I would like to begin my answer by elaborating the question: why don’t more designers code (when they should)?
The answers above are great. I understand where they come from - the question itself sounds like an accusation, and the discussion can soon escalate to a developer vs. designer standoff. Nevertheless, I am going to challenge my fellow designers a bit on my end.
Why should designers code
Most professional designers working in software / service tell you that they don’t know how to code and do their jobs just fine. In fact, most of the designers that I interact with everyday cannot code, and it’s been a pleasure working with them. However, just like their experience tells them that not coding is cool, my experience tells me that coding is better.
Many advocates of universal programming education argue that learning it is for a designer to understand the feasibility and constraints of design. That is not true. I am nowhere near a good developer, I never write production quality code, and the complexity of the products that I work on are way beyond my knowledge. Instead of learning for the team, think more about learning for ourselves. Coding is my sketching. It is an essential step in my own design process.
Imagine an artist who does not draw. Every morning he talks to an assistant about his ideas. The later tries to decode what he has in mind and reproduce it on canvas. At the end of day, the artist will be able to look at the outcome, be happy or unhappy about it, and give new instructions. The problems of this process are:
- Very low efficiency. The cycle is so painfully long that fine tuning is almost impossible. There cannot be many trials and errors; the artist will eventually learn to let some details go.
- The artist has very weak control over the product. He can only choose from a range of options that his assistant offers him. He wants to hire a brilliant assistant that can realize anything, but good painters also comes with strong opinions of their own, which greatly annoys him.

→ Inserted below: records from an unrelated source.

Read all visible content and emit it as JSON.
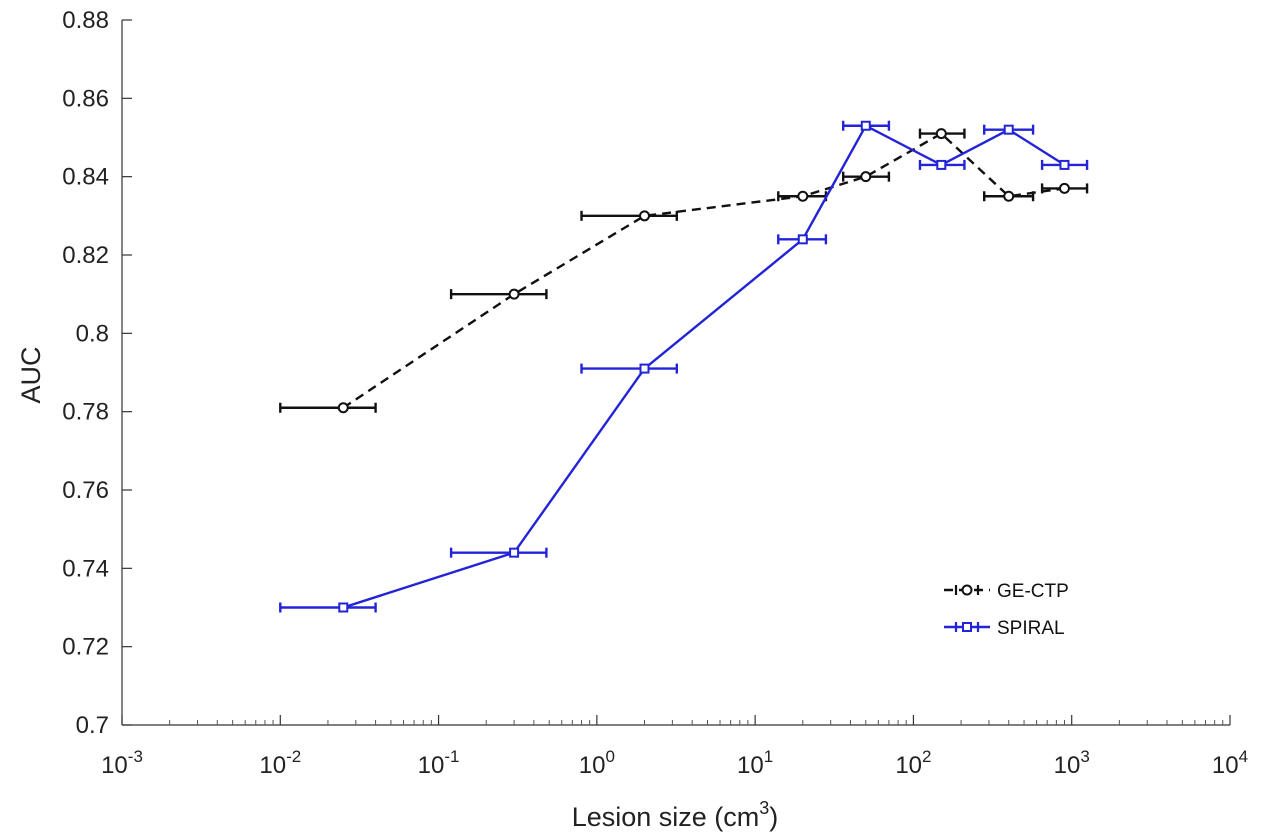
{
  "chart_data": {
    "type": "line",
    "title": "",
    "xlabel": "Lesion size (cm",
    "xlabel_superscript": "3",
    "xlabel_suffix": ")",
    "ylabel": "AUC",
    "x_scale": "log",
    "xlim": [
      0.001,
      10000
    ],
    "ylim": [
      0.7,
      0.88
    ],
    "grid": false,
    "legend_position": "bottom-right",
    "x_ticks": [
      {
        "value": 0.001,
        "base": "10",
        "exp": "-3"
      },
      {
        "value": 0.01,
        "base": "10",
        "exp": "-2"
      },
      {
        "value": 0.1,
        "base": "10",
        "exp": "-1"
      },
      {
        "value": 1,
        "base": "10",
        "exp": "0"
      },
      {
        "value": 10,
        "base": "10",
        "exp": "1"
      },
      {
        "value": 100,
        "base": "10",
        "exp": "2"
      },
      {
        "value": 1000,
        "base": "10",
        "exp": "3"
      },
      {
        "value": 10000,
        "base": "10",
        "exp": "4"
      }
    ],
    "y_ticks": [
      {
        "value": 0.7,
        "label": "0.7"
      },
      {
        "value": 0.72,
        "label": "0.72"
      },
      {
        "value": 0.74,
        "label": "0.74"
      },
      {
        "value": 0.76,
        "label": "0.76"
      },
      {
        "value": 0.78,
        "label": "0.78"
      },
      {
        "value": 0.8,
        "label": "0.8"
      },
      {
        "value": 0.82,
        "label": "0.82"
      },
      {
        "value": 0.84,
        "label": "0.84"
      },
      {
        "value": 0.86,
        "label": "0.86"
      },
      {
        "value": 0.88,
        "label": "0.88"
      }
    ],
    "series": [
      {
        "name": "GE-CTP",
        "color": "#111111",
        "line_style": "dashed",
        "marker": "circle",
        "points": [
          {
            "x": 0.025,
            "y": 0.781,
            "xerr": [
              0.01,
              0.04
            ]
          },
          {
            "x": 0.3,
            "y": 0.81,
            "xerr": [
              0.12,
              0.48
            ]
          },
          {
            "x": 2.0,
            "y": 0.83,
            "xerr": [
              0.8,
              3.2
            ]
          },
          {
            "x": 20,
            "y": 0.835,
            "xerr": [
              14,
              28
            ]
          },
          {
            "x": 50,
            "y": 0.84,
            "xerr": [
              36,
              70
            ]
          },
          {
            "x": 150,
            "y": 0.851,
            "xerr": [
              110,
              210
            ]
          },
          {
            "x": 400,
            "y": 0.835,
            "xerr": [
              280,
              570
            ]
          },
          {
            "x": 900,
            "y": 0.837,
            "xerr": [
              650,
              1250
            ]
          }
        ]
      },
      {
        "name": "SPIRAL",
        "color": "#2323d8",
        "line_style": "solid",
        "marker": "square",
        "points": [
          {
            "x": 0.025,
            "y": 0.73,
            "xerr": [
              0.01,
              0.04
            ]
          },
          {
            "x": 0.3,
            "y": 0.744,
            "xerr": [
              0.12,
              0.48
            ]
          },
          {
            "x": 2.0,
            "y": 0.791,
            "xerr": [
              0.8,
              3.2
            ]
          },
          {
            "x": 20,
            "y": 0.824,
            "xerr": [
              14,
              28
            ]
          },
          {
            "x": 50,
            "y": 0.853,
            "xerr": [
              36,
              70
            ]
          },
          {
            "x": 150,
            "y": 0.843,
            "xerr": [
              110,
              210
            ]
          },
          {
            "x": 400,
            "y": 0.852,
            "xerr": [
              280,
              570
            ]
          },
          {
            "x": 900,
            "y": 0.843,
            "xerr": [
              650,
              1250
            ]
          }
        ]
      }
    ]
  }
}
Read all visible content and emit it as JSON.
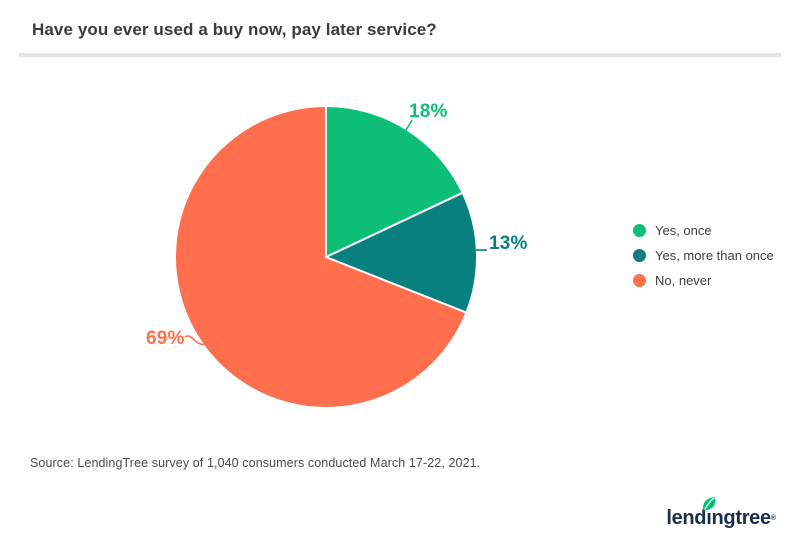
{
  "header": {
    "title": "Have you ever used a buy now, pay later service?"
  },
  "chart_data": {
    "type": "pie",
    "title": "Have you ever used a buy now, pay later service?",
    "start_angle_deg": 0,
    "direction": "clockwise",
    "legend_position": "right",
    "slices": [
      {
        "label": "Yes, once",
        "value": 18,
        "display": "18%",
        "color": "#0dbe76"
      },
      {
        "label": "Yes, more than once",
        "value": 13,
        "display": "13%",
        "color": "#088080"
      },
      {
        "label": "No, never",
        "value": 69,
        "display": "69%",
        "color": "#ff6f4d"
      }
    ]
  },
  "footer": {
    "source": "Source: LendingTree survey of 1,040 consumers conducted March 17-22, 2021."
  },
  "logo": {
    "text_pre": "lend",
    "text_i": "ı",
    "text_post": "ngtree",
    "registered": "®"
  },
  "colors": {
    "title_text": "#3b3b3b",
    "divider": "#e4e4e4",
    "legend_text": "#3f3f3f",
    "source_text": "#4b4b4b",
    "logo_navy": "#1c2e49",
    "logo_leaf": "#00c06e",
    "background": "#ffffff"
  }
}
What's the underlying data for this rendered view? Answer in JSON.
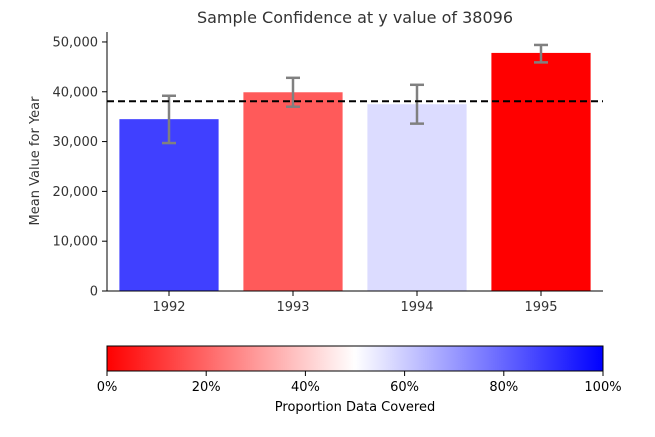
{
  "chart_data": {
    "type": "bar",
    "title": "Sample Confidence at y value of 38096",
    "xlabel": "",
    "ylabel": "Mean Value for Year",
    "categories": [
      "1992",
      "1993",
      "1994",
      "1995"
    ],
    "values": [
      34500,
      39900,
      37500,
      47800
    ],
    "error_low": [
      29700,
      37000,
      33600,
      45900
    ],
    "error_high": [
      39200,
      42800,
      41400,
      49400
    ],
    "bar_colors": [
      "#4040ff",
      "#ff5a5a",
      "#dcdcff",
      "#ff0000"
    ],
    "ylim": [
      0,
      52000
    ],
    "y_ticks": [
      0,
      10000,
      20000,
      30000,
      40000,
      50000
    ],
    "y_tick_labels": [
      "0",
      "10,000",
      "20,000",
      "30,000",
      "40,000",
      "50,000"
    ],
    "reference_line": 38096,
    "grid": false,
    "colorbar": {
      "label": "Proportion Data Covered",
      "tick_labels": [
        "0%",
        "20%",
        "40%",
        "60%",
        "80%",
        "100%"
      ],
      "tick_values": [
        0,
        0.2,
        0.4,
        0.6,
        0.8,
        1.0
      ],
      "colors": [
        "#ff0000",
        "#ffffff",
        "#0000ff"
      ]
    },
    "error_bar_color": "#808080",
    "reference_line_color": "#000000"
  }
}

- The artist is not aware of certain subtle differences it makes how the brush touches the canvas, the humidity, etc. Sometimes his vision turns out great; sometimes it is flat. He eventually incline to propose very loud and explicit ideas only, because there’s less chance they will come out wrong.
Absurd as it sounds, the same dynamic is common practice in most software teams, as well as many design shops that involve heavily specialized domains.
As an interaction designer, I don’t just design how things look, I design how they behave. The pressure, speed and acceleration of touch makes my UI respond differently. Does it feel natural or confusing? How much compensation is required? How fast can I repeat the task? There is no way for me to know unless I have my hands on a functional prototype, use it, hate it, and change it. If I had always waited for someone else to implement them for me, it would have been too late in the process and left me little space to turn around.
I also want my designs to be pixel-perfect. Just like nudging objects around in Photoshop, I want to see the change live, so I can try out a hundred iterations in an hour. I don’t know about other people, but I try a lot of crap when I mess around the possibilities. There’s no developer that can understand me while put up with me as well as I can do with myself, 24/7.
Functional prototypes enable me to better make design decisions, communicate my proposals to the engineering team, and run usability studies. There is no doubt that I deliver more polished design solutions by rapidly building, testing and tweaking them. Now that prototyping has become part of my design flow, I cannot imagine doing my job with click-through storyboards only.
Why don’t more designers code
It starts with division of labor.
I went to school of architecture for 6 years before heading into the software industry. The mastery of design is largely a myth. Although most teachers claimed that design could be rationalized, part of it was always described as relying on talent and inspiration, even spiritual experience. Designers don’t do things that have been done before. I spent years criticizing and developing philosophies instead of laying out bricks by hand. The education draws a clear line between the people who generate ideas and the people who execute them. The world on the other side of the line is mysterious and dangerous.
I have come across many designers and engineers, of all disciplines, who violently protect their territories when they detect someone trampling the border. They claim that an untrained person can never understand the full extent of their respective area, therefore his/her opinions and efforts ought to be ignored. Those also happen to be the same people who are not willing to learn about new things, despise other disciplines, and rule everything not compliant with their ways as impossible. That attitude, from both sides, scares away a lot of designers who are curious about programming, with comments like “why don’t you apply your time to something more productive”, “it takes years of training before you can do anything meaningful” or “you will never understand code unless you study compiler theories.” A friend calls that insecurity.
Secondly, the way that many tech companies structure today do not encourage working out of the box.
In spite of some employer’s pursuit after the Unicorn Designer (The Myth of the Myth of the Unicorn Designer by David Cole), ironically, I know quite a few creative coders who have difficulty even getting hired. A hacker-designer friend who came from a famous design institution, had written applications on multiple platforms and demonstrated her capabilities with strong projects, failed in interviews with some of the biggest tech names, because what she wanted to do didn’t fit in any of their job descriptions. Since the hiring teams didn’t know where to place her on their production chain, they couldn’t even ask the right questions.
In my full time job, where I luckily enjoy doing both, before I write any prototype, I always need to assure the PMs that I’m not committed to shipping code, nor trying to tell them how to get their job done. I also remember to ask the non-coder designers for opinions every step of the way, so that they don’t feel hijacked. There is a thin line between being a valuable add-on to the design process and offending coworkers.